Estos objetos y artículos personales caían muchas veces en manos de los oficiales del nazismo, ya que la corrupción entre los oficiales y aduanales del régimen hitleriano era muy frecuente y solían repartirse el "botín" entre ellos mismos, sus familiares y conocidos.
Ante el rápido y moderno cambio de pensamiento ideológico y social contemporáneo, no me sorprendería qué quizás algún día se decidiera cerrar, clausurar o abogar por desaparecer aquellos símbolos de un pasado que jamás debe repetirse.
De ser así, la historia no cambiaría, el legado de las cámaras de gas, los perros guardianes, los pelotones de fusilamiento y las víctimas esparcidas por doquier seguiría vivo en las páginas de los libros de historia, en las novelas, ensayos o documentales históricos, fotografías, testimonios, videos o otras técnicas de recolección de datos e información.
Es muy sencillo evitar recordar un pasado escabroso e incómodo, sin embargo, el tiempo, especialmente aquel que ha transcurrido en el pasado es fantasmal, no se puede borrar, cambiar o modificar, sólo nos queda interpretarlo, comprenderlo, conocerlo en su fondo y en su esencia; y finalmente evitar repetirlo.

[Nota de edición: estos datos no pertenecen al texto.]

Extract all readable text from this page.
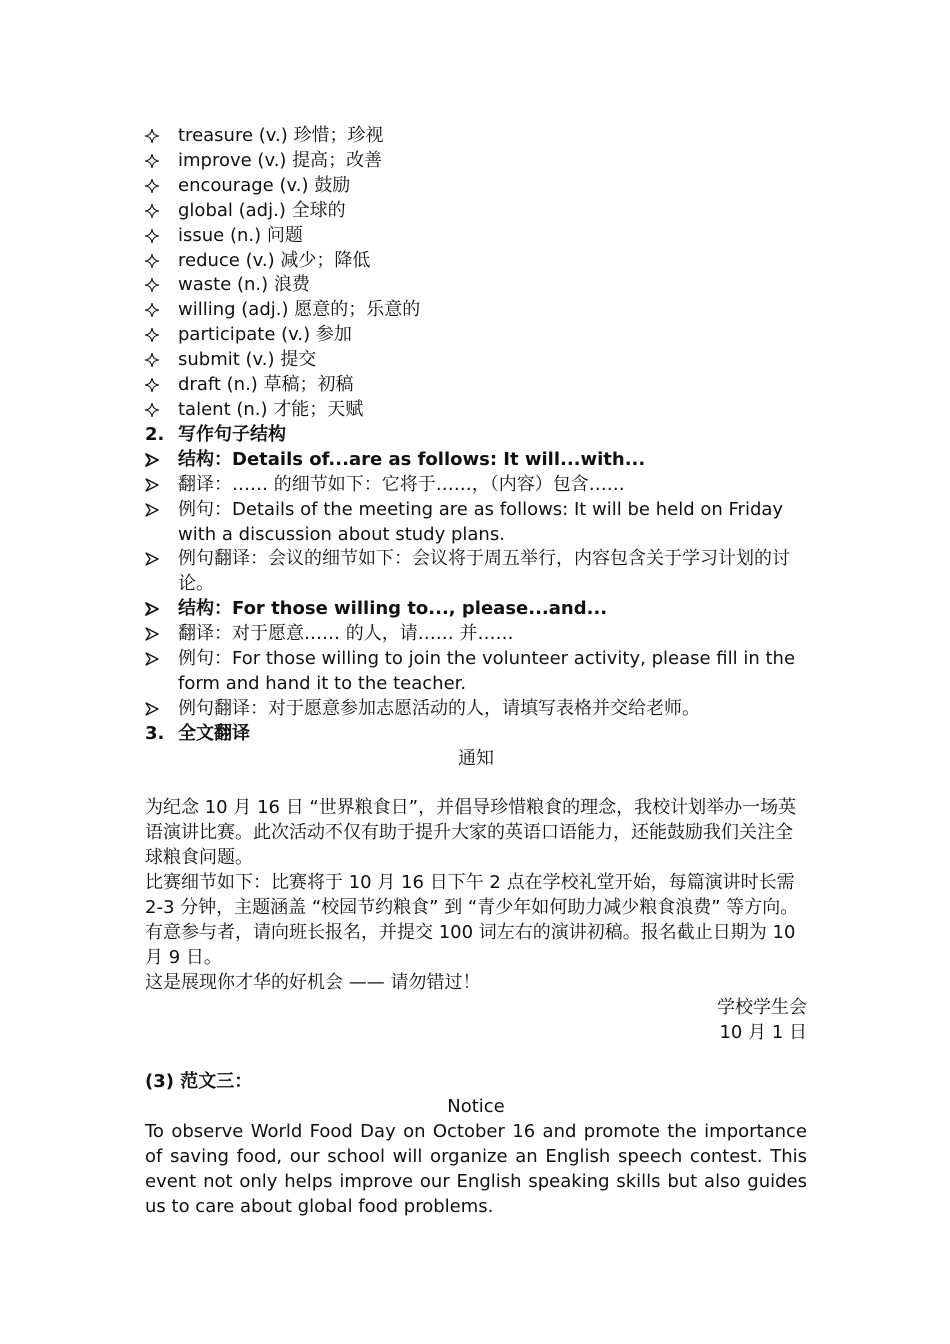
treasure (v.) 珍惜；珍视
improve (v.) 提高；改善
encourage (v.) 鼓励
global (adj.) 全球的
issue (n.) 问题
reduce (v.) 减少；降低
waste (n.) 浪费
willing (adj.) 愿意的；乐意的
participate (v.) 参加
submit (v.) 提交
draft (n.) 草稿；初稿
talent (n.) 才能；天赋
2. 写作句子结构
结构：Details of...are as follows: It will...with...
翻译：…… 的细节如下：它将于……，（内容）包含……
例句：Details of the meeting are as follows: It will be held on Friday with a discussion about study plans.
例句翻译：会议的细节如下：会议将于周五举行，内容包含关于学习计划的讨论。
结构：For those willing to..., please...and...
翻译：对于愿意…… 的人，请…… 并……
例句：For those willing to join the volunteer activity, please fill in the form and hand it to the teacher.
例句翻译：对于愿意参加志愿活动的人，请填写表格并交给老师。
3. 全文翻译
通知
为纪念 10 月 16 日 “世界粮食日”，并倡导珍惜粮食的理念，我校计划举办一场英语演讲比赛。此次活动不仅有助于提升大家的英语口语能力，还能鼓励我们关注全球粮食问题。
比赛细节如下：比赛将于 10 月 16 日下午 2 点在学校礼堂开始，每篇演讲时长需 2-3 分钟，主题涵盖 “校园节约粮食” 到 “青少年如何助力减少粮食浪费” 等方向。有意参与者，请向班长报名，并提交 100 词左右的演讲初稿。报名截止日期为 10 月 9 日。
这是展现你才华的好机会 —— 请勿错过！
学校学生会
10 月 1 日
(3) 范文三：
Notice
To observe World Food Day on October 16 and promote the importance of saving food, our school will organize an English speech contest. This event not only helps improve our English speaking skills but also guides us to care about global food problems.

Al borrar todo rastro de la ignominia cometida por nuestros ancestros y antepasados podríamos caer presas de la desmemoria histórica.

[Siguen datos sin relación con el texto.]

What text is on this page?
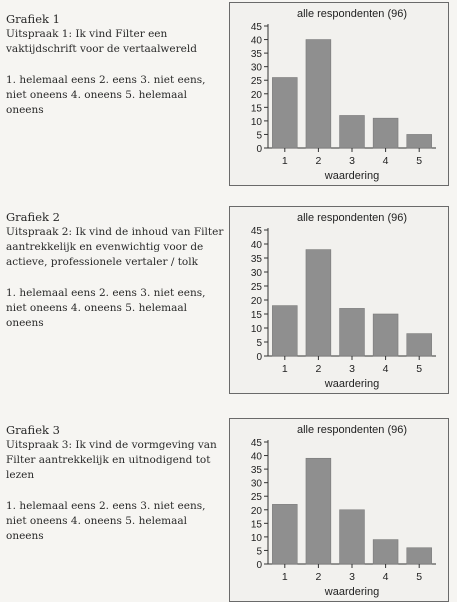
Grafiek 1

Uitspraak 1: Ik vind Filter een vaktijdschrift voor de vertaalwereld

1. helemaal eens 2. eens 3. niet eens, niet oneens 4. oneens 5. helemaal oneens

alle respondenten (96)
0
5
10
15
20
25
30
35
40
45
1	2	3	4	5
waardering

Grafiek 2

Uitspraak 2: Ik vind de inhoud van Filter aantrekkelijk en evenwichtig voor de actieve, professionele vertaler / tolk

1. helemaal eens 2. eens 3. niet eens, niet oneens 4. oneens 5. helemaal oneens

alle respondenten (96)
0
5
10
15
20
25
30
35
40
45
1	2	3	4	5
waardering

Grafiek 3

Uitspraak 3: Ik vind de vormgeving van Filter aantrekkelijk en uitnodigend tot lezen

1. helemaal eens 2. eens 3. niet eens, niet oneens 4. oneens 5. helemaal oneens

alle respondenten (96)
0
5
10
15
20
25
30
35
40
45
1	2	3	4	5
waardering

Hoy en día ante la incredulidad no de unos pocos cuántos si no de cientos de miles en todo el mundo, específicamente en una Alemania socialdemócrata (no nacionalsocialista), el Holocausto se considera una falacia, el negacionismo de los campos de exterminio y de la brutalidad y bestialidad que asoló a toda Europa Occidental con sus botas y uniformes compuestos por la cruz gamada y los colores del nazismo durante los años treinta y cuarenta del siglo pasado, continúa en aumento, incluso se considera un delito en el caso francés, alemán, español y suizo entre otros.
La razón de ser de aquellos monumentos y sitios históricos es ayudarnos a comprender nuestra historia para no tener la necesidad de repetirla.
Al tachar o borrar algún suceso o personaje histórico que tuviera un pasado oscuro o tuviera participación en actos crueles o deplorables, adelgazaría sin duda los estudios y los libros de historia, así como nuestra capacidad de diseccionar y comprender nuestra historia.
La historia de la humanidad es una continúa lucha entre luz y oscuridad, entre bondad y crueldad y entre humanidad y deshumanización, la crueldad y la bondad son inherentes al bípedo conocido como ser humano, no debemos olvidarlo.